Today’s action to weaken concealed carry laws was combined with a bill that would have strengthened the nation’s background checks. The Fix NICS Act addresses the need to strengthen our National Instant Criminal Background Check System (NICS), which is designed to ensure that only low-risk individuals are able to purchase firearms. Currently, there are major reporting gaps in the program, which have resulted in allowing criminals and domestic abusers to obtain firearms. Rep. Peters strongly supports fixing NICS but could not support a bill that weakens California gun safety laws.
The Major Cities Chiefs Association, which includes the Chiefs of Police and Sheriffs of the 69 largest law enforcement agencies in the country, opposed combining concealed carry reciprocity with the Fix NICS Act. San Diego Police Chief Shelley Zimmerman urged Rep. Peters to oppose today’s action.

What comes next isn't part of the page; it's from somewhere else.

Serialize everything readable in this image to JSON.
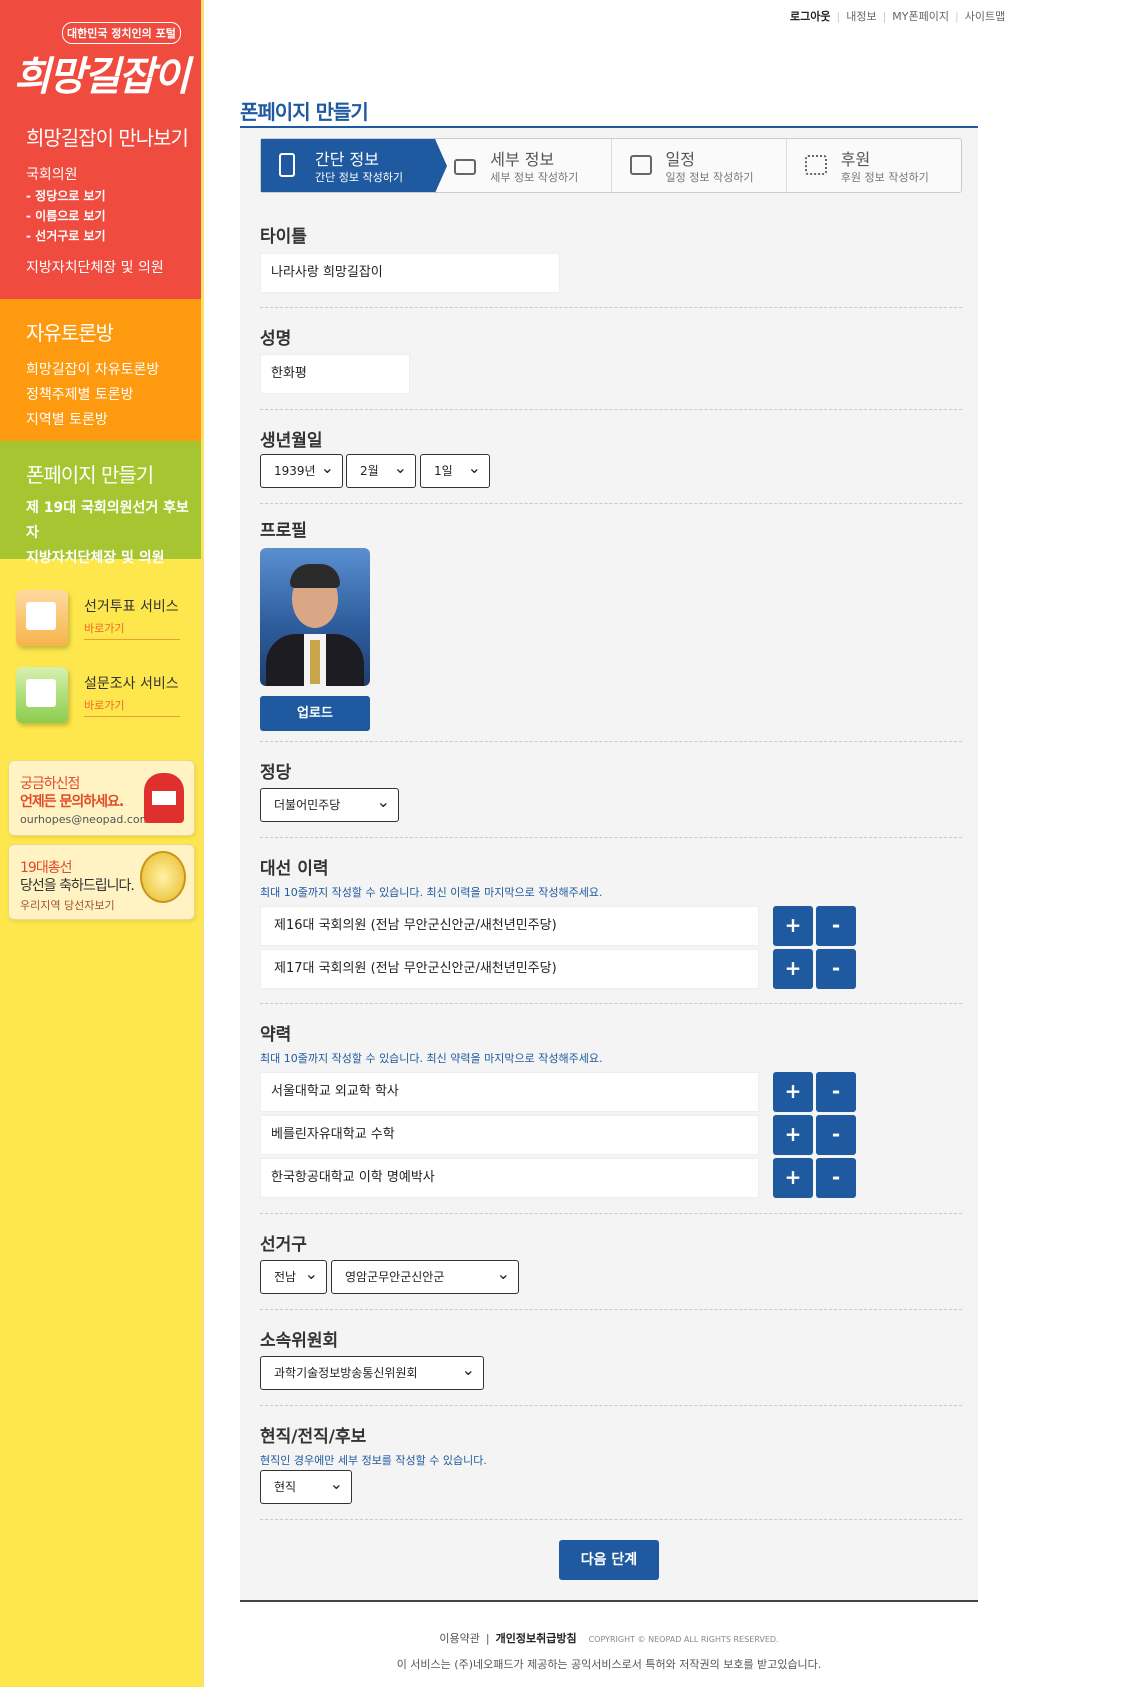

Rep. Peters continued, “The decision to combine concealed carry reciprocity to the Fix NICS Act is the equivalent to taking one step forward and then seven steps back. We must be able to vote on these two issues separately. Law enforcement leaders from around the country strongly support strengthening background checks, but strongly condemn concealed carry reciprocity. America is suffering from a gun violence epidemic and I’m tired of Congress refusing to stand up to the gun lobby to protect the American people from senseless gun violence.”